🤖 AI Summary
To address distribution heterogeneity and fine-grained semantic alignment challenges in multimodal federated recommendation, this paper proposes the Group-aware Federated Multimodal Fusion (GFMF) framework. GFMF offloads high-capacity multimodal encoders to the server to enable cross-client semantic alignment while preserving user privacy. It introduces a novel group-aware fusion mechanism that dynamically clusters clients based on user similarity and performs fine-grained feature interaction within each group, balancing knowledge sharing and personalization. Additionally, a dedicated fusion loss is designed to optimize alignment quality. The framework is modular and plug-and-play. Extensive experiments on five public benchmark datasets demonstrate that GFMF consistently outperforms state-of-the-art multimodal federated recommendation methods, achieving significant improvements in recommendation accuracy and generalization capability.
📝 Abstract
Federated Recommendation (FR) is a new learning paradigm to tackle the learn-to-rank problem in a privacy-preservation manner.
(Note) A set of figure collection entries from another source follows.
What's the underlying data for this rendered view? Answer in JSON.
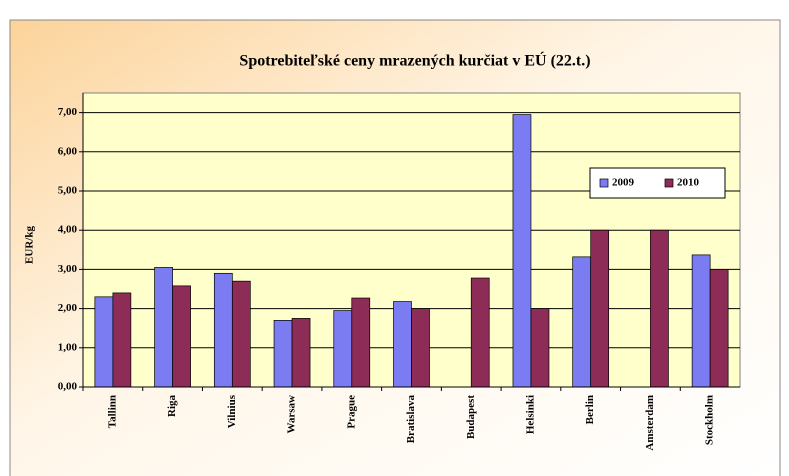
{
  "chart_data": {
    "type": "bar",
    "title": "Spotrebiteľské ceny mrazených kurčiat v EÚ (22.t.)",
    "ylabel": "EUR/kg",
    "categories": [
      "Tallinn",
      "Riga",
      "Vilnius",
      "Warsaw",
      "Prague",
      "Bratislava",
      "Budapest",
      "Helsinki",
      "Berlin",
      "Amsterdam",
      "Stockholm"
    ],
    "series": [
      {
        "name": "2009",
        "color": "#7b7bf2",
        "values": [
          2.3,
          3.05,
          2.9,
          1.7,
          1.95,
          2.18,
          null,
          6.95,
          3.32,
          null,
          3.37
        ]
      },
      {
        "name": "2010",
        "color": "#8e2c58",
        "values": [
          2.4,
          2.58,
          2.7,
          1.75,
          2.27,
          2.0,
          2.78,
          2.0,
          4.0,
          4.0,
          3.0
        ]
      }
    ],
    "ylim": [
      0,
      7.5
    ],
    "yticks": [
      {
        "value": 0,
        "label": "0,00"
      },
      {
        "value": 1,
        "label": "1,00"
      },
      {
        "value": 2,
        "label": "2,00"
      },
      {
        "value": 3,
        "label": "3,00"
      },
      {
        "value": 4,
        "label": "4,00"
      },
      {
        "value": 5,
        "label": "5,00"
      },
      {
        "value": 6,
        "label": "6,00"
      },
      {
        "value": 7,
        "label": "7,00"
      }
    ],
    "grid": true,
    "legend": "upper right"
  }
}
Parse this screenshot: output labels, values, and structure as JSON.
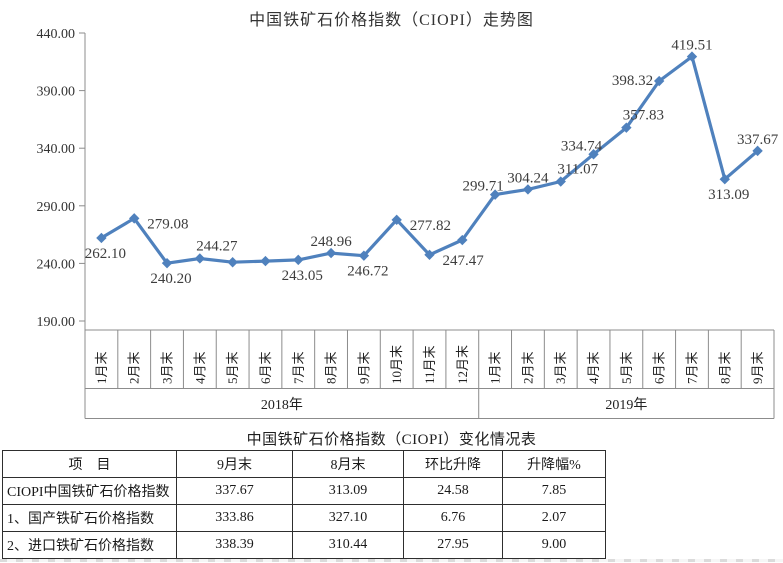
{
  "page": {
    "background": "#ffffff"
  },
  "chart_data": {
    "type": "line",
    "title": "中国铁矿石价格指数（CIOPI）走势图",
    "categories": [
      "1月末",
      "2月末",
      "3月末",
      "4月末",
      "5月末",
      "6月末",
      "7月末",
      "8月末",
      "9月末",
      "10月末",
      "11月末",
      "12月末",
      "1月末",
      "2月末",
      "3月末",
      "4月末",
      "5月末",
      "6月末",
      "7月末",
      "8月末",
      "9月末"
    ],
    "year_groups": [
      {
        "label": "2018年",
        "count": 12
      },
      {
        "label": "2019年",
        "count": 9
      }
    ],
    "values": [
      262.1,
      279.08,
      240.2,
      244.27,
      241.0,
      242.0,
      243.05,
      248.96,
      246.72,
      277.82,
      247.47,
      260.3,
      299.71,
      304.24,
      311.07,
      334.74,
      357.83,
      398.32,
      419.51,
      313.09,
      337.67
    ],
    "data_labels": [
      "262.10",
      "279.08",
      "240.20",
      "244.27",
      null,
      null,
      "243.05",
      "248.96",
      "246.72",
      "277.82",
      "247.47",
      null,
      "299.71",
      "304.24",
      "311.07",
      "334.74",
      "357.83",
      "398.32",
      "419.51",
      "313.09",
      "337.67"
    ],
    "label_positions": [
      "below",
      "right",
      "below",
      "above-r",
      null,
      null,
      "below",
      "above",
      "below",
      "right",
      "right",
      null,
      "above-l",
      "above",
      "above-r",
      "above-l",
      "above-r",
      "left",
      "above",
      "below",
      "above"
    ],
    "estimated_unlabeled_points": {
      "2018-5月末": 241.0,
      "2018-6月末": 242.0,
      "2018-12月末": 260.3
    },
    "ylim": [
      190,
      440
    ],
    "ytick_step": 50,
    "y_tick_labels": [
      "440.00",
      "390.00",
      "340.00",
      "290.00",
      "240.00",
      "190.00"
    ],
    "grid": false,
    "legend": "none",
    "line_color": "#4f81bd",
    "marker": "diamond",
    "axis_color": "#8c8c8c",
    "label_text_color": "#3d3d3d"
  },
  "table": {
    "title": "中国铁矿石价格指数（CIOPI）变化情况表",
    "columns": [
      "项　目",
      "9月末",
      "8月末",
      "环比升降",
      "升降幅%"
    ],
    "rows": [
      [
        "CIOPI中国铁矿石价格指数",
        "337.67",
        "313.09",
        "24.58",
        "7.85"
      ],
      [
        "1、国产铁矿石价格指数",
        "333.86",
        "327.10",
        "6.76",
        "2.07"
      ],
      [
        "2、进口铁矿石价格指数",
        "338.39",
        "310.44",
        "27.95",
        "9.00"
      ]
    ]
  }
}
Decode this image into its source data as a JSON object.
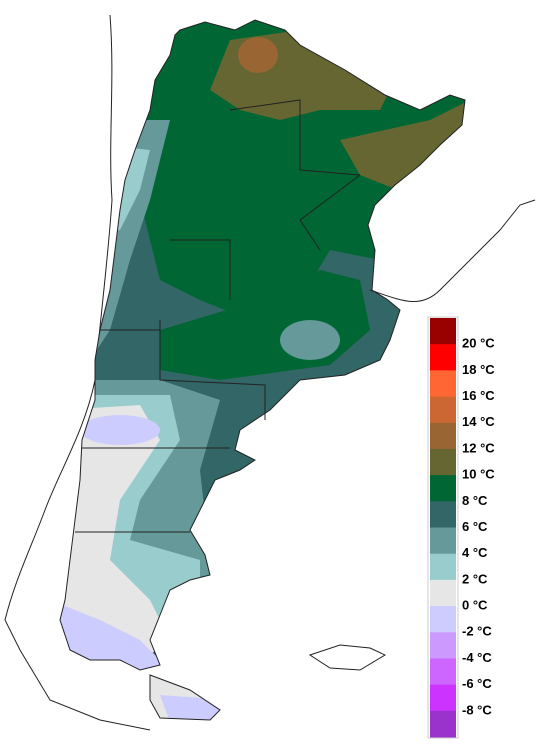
{
  "legend": {
    "labels": [
      "20 °C",
      "18 °C",
      "16 °C",
      "14 °C",
      "12 °C",
      "10 °C",
      "8 °C",
      "6 °C",
      "4 °C",
      "2 °C",
      "0 °C",
      "-2 °C",
      "-4 °C",
      "-6 °C",
      "-8 °C"
    ],
    "colors": [
      "#990000",
      "#ff0000",
      "#ff6633",
      "#cc6633",
      "#996633",
      "#666633",
      "#006633",
      "#336666",
      "#669999",
      "#99cccc",
      "#e6e6e6",
      "#ccccff",
      "#cc99ff",
      "#cc66ff",
      "#cc33ff",
      "#9933cc"
    ]
  }
}
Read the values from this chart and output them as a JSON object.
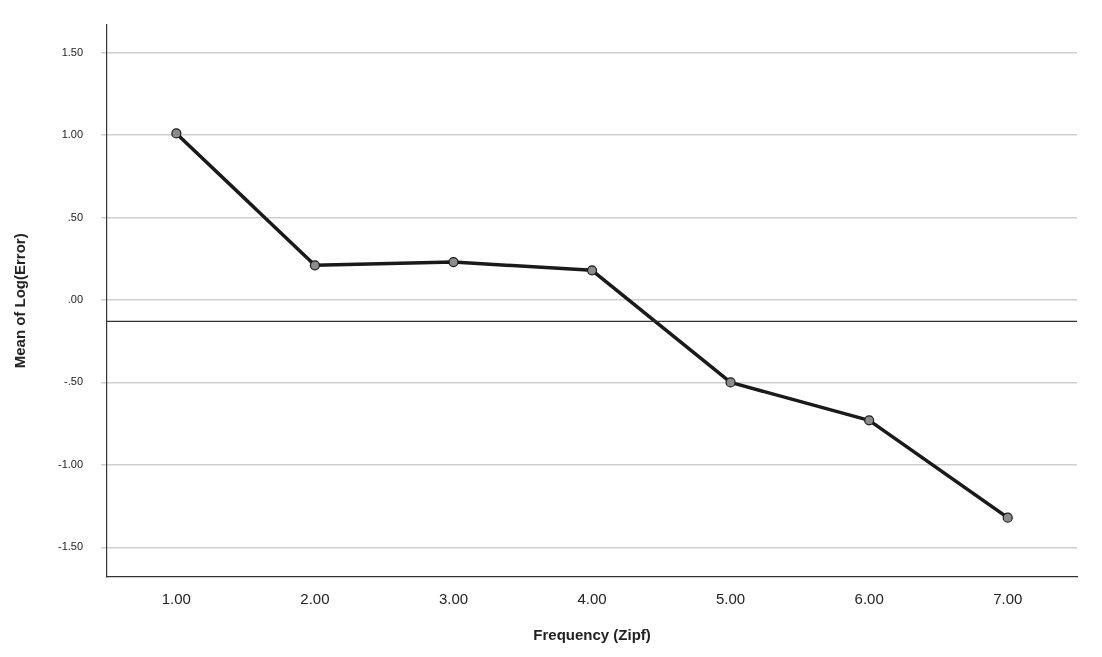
{
  "chart_data": {
    "type": "line",
    "xlabel": "Frequency (Zipf)",
    "ylabel": "Mean of Log(Error)",
    "categories": [
      "1.00",
      "2.00",
      "3.00",
      "4.00",
      "5.00",
      "6.00",
      "7.00"
    ],
    "series": [
      {
        "color": "#1a1a1a",
        "values": [
          1.01,
          0.21,
          0.23,
          0.18,
          -0.5,
          -0.73,
          -1.32
        ]
      }
    ],
    "ylim": [
      -1.68,
      1.67
    ],
    "yticks": [
      {
        "value": -1.5,
        "label": "-1.50"
      },
      {
        "value": -1,
        "label": "-1.00"
      },
      {
        "value": -0.5,
        "label": "-.50"
      },
      {
        "value": 0,
        "label": ".00"
      },
      {
        "value": 0.5,
        "label": ".50"
      },
      {
        "value": 1,
        "label": "1.00"
      },
      {
        "value": 1.5,
        "label": "1.50"
      }
    ],
    "ref_lines": [
      {
        "axis": "y",
        "value": -0.13,
        "color": "#333333"
      }
    ],
    "grid": "y",
    "legend": false,
    "marker": "circle",
    "line_style": "solid"
  }
}
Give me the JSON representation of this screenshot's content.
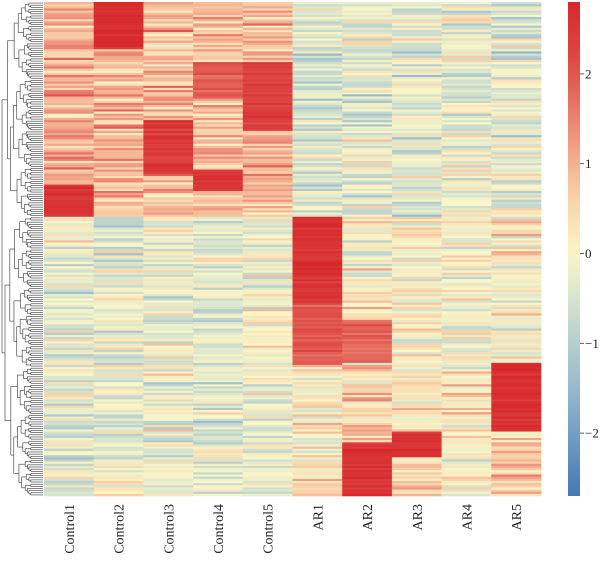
{
  "chart_data": {
    "type": "heatmap",
    "title": "",
    "xlabel": "",
    "ylabel": "",
    "columns": [
      "Control1",
      "Control2",
      "Control3",
      "Control4",
      "Control5",
      "AR1",
      "AR2",
      "AR3",
      "AR4",
      "AR5"
    ],
    "row_count": 230,
    "value_range": [
      -2.7,
      2.8
    ],
    "colorbar": {
      "ticks": [
        2,
        1,
        0,
        -1,
        -2
      ],
      "tick_labels": [
        "2",
        "1",
        "0",
        "−1",
        "−2"
      ],
      "colors": {
        "low": "#4a7fb8",
        "mid": "#fbf6c8",
        "high": "#d7282b"
      },
      "placement": "right"
    },
    "row_dendrogram": true,
    "clusters": [
      {
        "rows": [
          0,
          100
        ],
        "mean_values": [
          0.9,
          1.0,
          0.8,
          0.8,
          0.9,
          -0.5,
          -0.3,
          -0.3,
          -0.3,
          -0.3
        ]
      },
      {
        "rows": [
          100,
          170
        ],
        "mean_values": [
          -0.2,
          -0.2,
          -0.2,
          -0.3,
          -0.1,
          1.8,
          0.1,
          0.1,
          0.0,
          0.1
        ]
      },
      {
        "rows": [
          170,
          230
        ],
        "mean_values": [
          -0.3,
          -0.2,
          -0.2,
          -0.3,
          -0.2,
          0.1,
          0.5,
          0.4,
          0.2,
          0.6
        ]
      }
    ],
    "hot_blocks": [
      {
        "column": "Control2",
        "rows": [
          0,
          22
        ],
        "value": 2.7
      },
      {
        "column": "Control1",
        "rows": [
          85,
          100
        ],
        "value": 2.6
      },
      {
        "column": "Control3",
        "rows": [
          55,
          80
        ],
        "value": 2.4
      },
      {
        "column": "Control4",
        "rows": [
          28,
          45
        ],
        "value": 1.9
      },
      {
        "column": "Control4",
        "rows": [
          78,
          88
        ],
        "value": 2.5
      },
      {
        "column": "Control5",
        "rows": [
          28,
          60
        ],
        "value": 2.3
      },
      {
        "column": "AR1",
        "rows": [
          100,
          140
        ],
        "value": 2.6
      },
      {
        "column": "AR1",
        "rows": [
          140,
          168
        ],
        "value": 2.0
      },
      {
        "column": "AR2",
        "rows": [
          148,
          168
        ],
        "value": 1.8
      },
      {
        "column": "AR2",
        "rows": [
          205,
          230
        ],
        "value": 2.6
      },
      {
        "column": "AR3",
        "rows": [
          200,
          212
        ],
        "value": 2.6
      },
      {
        "column": "AR5",
        "rows": [
          168,
          200
        ],
        "value": 2.7
      }
    ]
  }
}
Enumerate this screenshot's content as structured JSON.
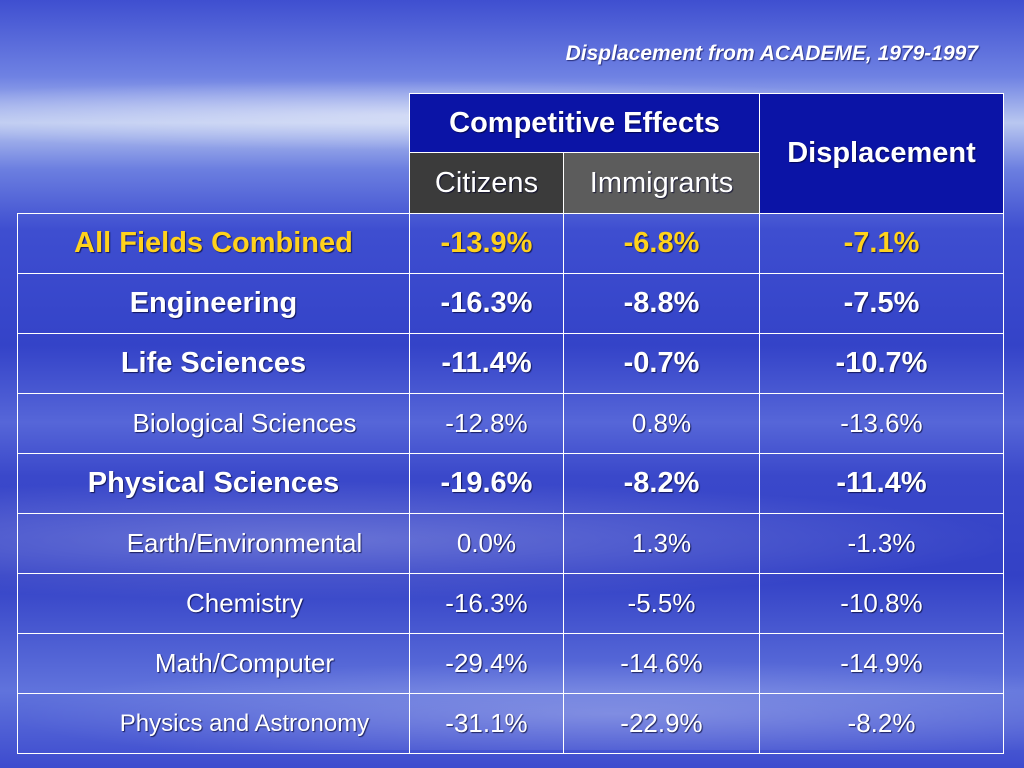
{
  "title": "Displacement from ACADEME, 1979-1997",
  "colors": {
    "highlight": "#ffd21c",
    "header_bg": "#0b14a6",
    "citizens_bg": "#3b3b3b",
    "immigrants_bg": "#5c5c5c"
  },
  "chart_data": {
    "type": "table",
    "title": "Displacement from ACADEME, 1979-1997",
    "header_group": "Competitive Effects",
    "columns": [
      "Citizens",
      "Immigrants",
      "Displacement"
    ],
    "rows": [
      {
        "field": "All Fields Combined",
        "values": [
          "-13.9%",
          "-6.8%",
          "-7.1%"
        ],
        "level": "main",
        "highlight": true
      },
      {
        "field": "Engineering",
        "values": [
          "-16.3%",
          "-8.8%",
          "-7.5%"
        ],
        "level": "main"
      },
      {
        "field": "Life Sciences",
        "values": [
          "-11.4%",
          "-0.7%",
          "-10.7%"
        ],
        "level": "main"
      },
      {
        "field": "Biological Sciences",
        "values": [
          "-12.8%",
          "0.8%",
          "-13.6%"
        ],
        "level": "sub"
      },
      {
        "field": "Physical Sciences",
        "values": [
          "-19.6%",
          "-8.2%",
          "-11.4%"
        ],
        "level": "main"
      },
      {
        "field": "Earth/Environmental",
        "values": [
          "0.0%",
          "1.3%",
          "-1.3%"
        ],
        "level": "sub"
      },
      {
        "field": "Chemistry",
        "values": [
          "-16.3%",
          "-5.5%",
          "-10.8%"
        ],
        "level": "sub"
      },
      {
        "field": "Math/Computer",
        "values": [
          "-29.4%",
          "-14.6%",
          "-14.9%"
        ],
        "level": "sub"
      },
      {
        "field": "Physics and Astronomy",
        "values": [
          "-31.1%",
          "-22.9%",
          "-8.2%"
        ],
        "level": "sub"
      }
    ]
  }
}
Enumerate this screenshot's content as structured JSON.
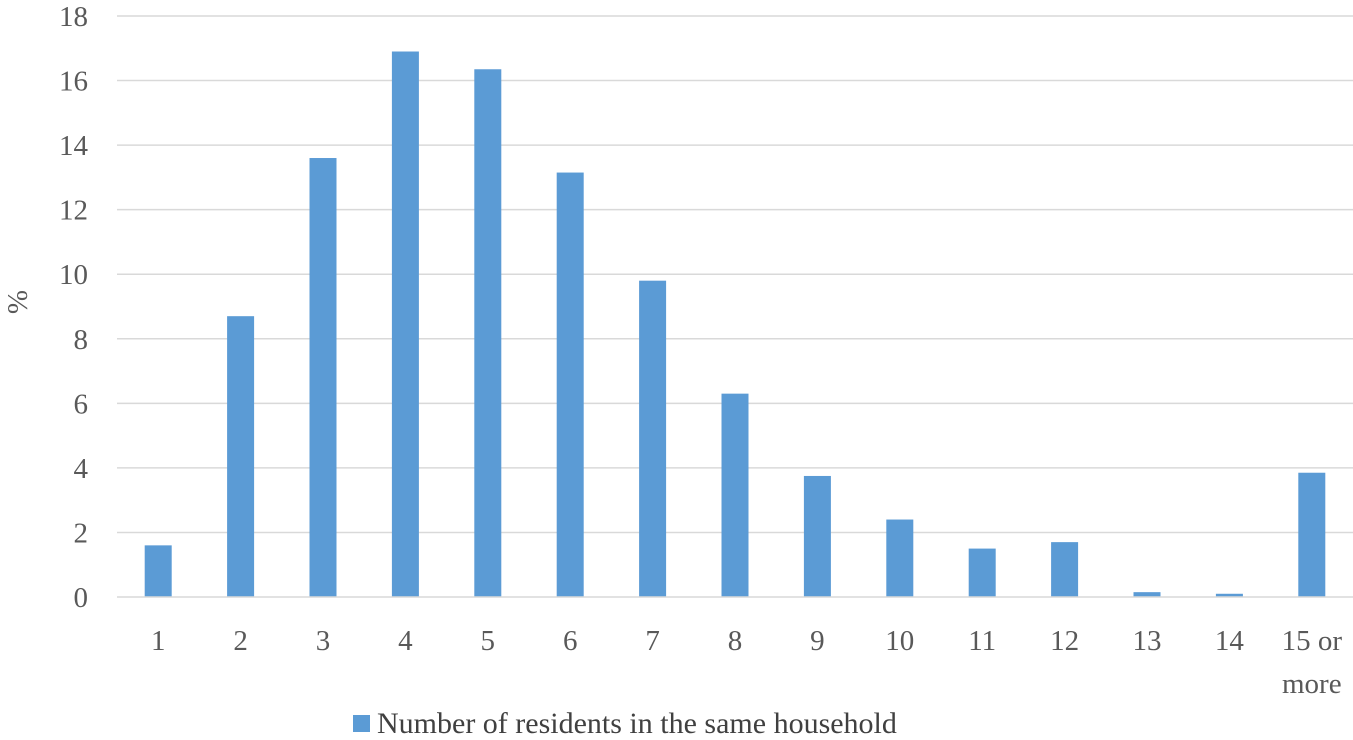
{
  "chart_data": {
    "type": "bar",
    "title": "",
    "xlabel": "",
    "ylabel": "%",
    "ylim": [
      0,
      18
    ],
    "ytick_step": 2,
    "grid": true,
    "legend_position": "bottom",
    "categories": [
      "1",
      "2",
      "3",
      "4",
      "5",
      "6",
      "7",
      "8",
      "9",
      "10",
      "11",
      "12",
      "13",
      "14",
      "15 or more"
    ],
    "series": [
      {
        "name": "Number of residents in the same household",
        "color": "#5b9bd5",
        "values": [
          1.6,
          8.7,
          13.6,
          16.9,
          16.35,
          13.15,
          9.8,
          6.3,
          3.75,
          2.4,
          1.5,
          1.7,
          0.15,
          0.1,
          3.85
        ]
      }
    ]
  }
}
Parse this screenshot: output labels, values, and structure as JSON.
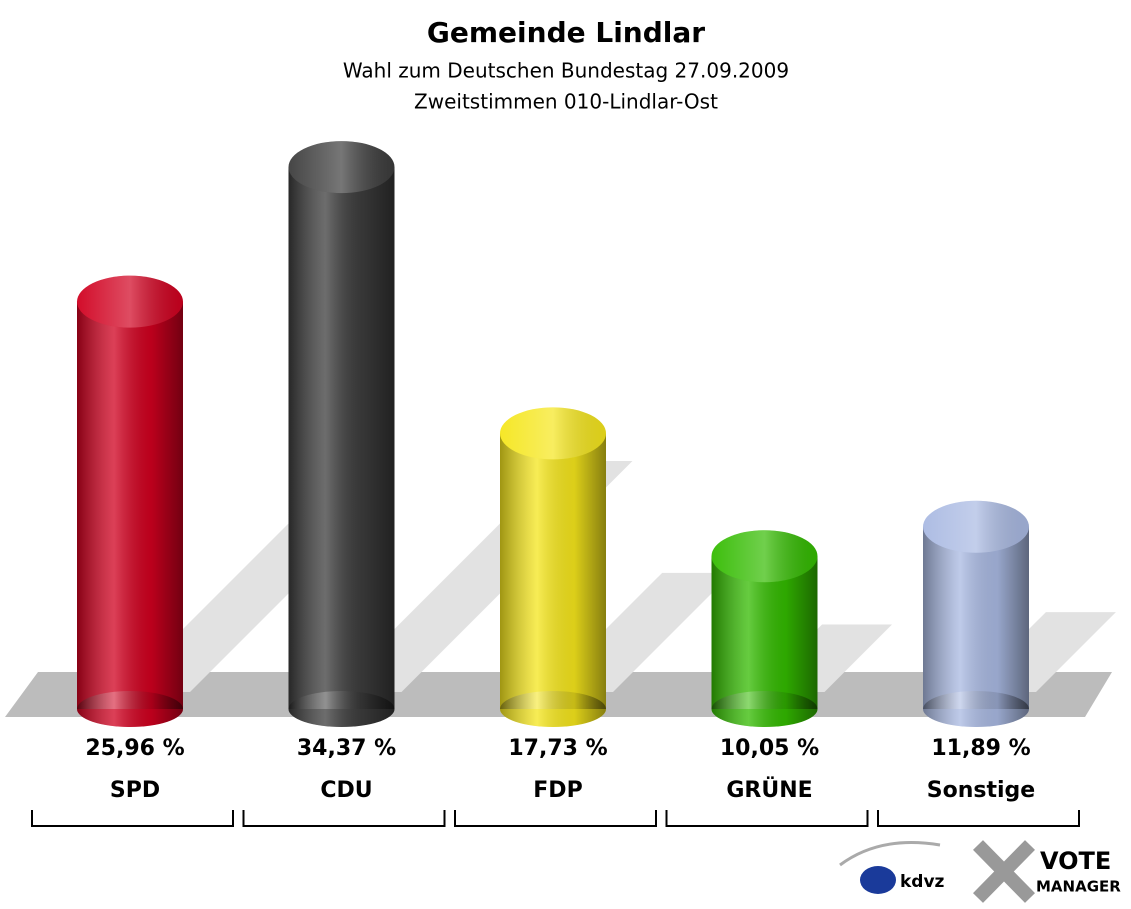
{
  "chart_data": {
    "type": "bar",
    "title": "Gemeinde Lindlar",
    "subtitle": [
      "Wahl zum Deutschen Bundestag 27.09.2009",
      "Zweitstimmen 010-Lindlar-Ost"
    ],
    "categories": [
      "SPD",
      "CDU",
      "FDP",
      "GRÜNE",
      "Sonstige"
    ],
    "values": [
      25.96,
      34.37,
      17.73,
      10.05,
      11.89
    ],
    "value_labels": [
      "25,96 %",
      "34,37 %",
      "17,73 %",
      "10,05 %",
      "11,89 %"
    ],
    "colors": [
      "#d0001f",
      "#3c3c3c",
      "#f5e61c",
      "#33bb00",
      "#a9b9e2"
    ]
  },
  "branding": {
    "kdvz": "kdvz",
    "vote": "VOTE",
    "manager": "MANAGER"
  }
}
How to integrate multi-modality features into federated recommendation is still an open challenge in terms of efficiency, distribution heterogeneity, and fine-grained alignment. To address these challenges, we propose a novel multimodal fusion mechanism in federated recommendation settings (GFMFR). Specifically, it offloads multimodal representation learning to the server, which stores item content and employs a high-capacity encoder to generate expressive representations, alleviating client-side overhead. Moreover, a group-aware item representation fusion approach enables fine-grained knowledge sharing among similar users while retaining individual preferences. The proposed fusion loss could be simply plugged into any existing federated recommender systems empowering their capability by adding multi-modality features. Extensive experiments on five public benchmark datasets demonstrate that GFMFR consistently outperforms state-of-the-art multimodal FR baselines.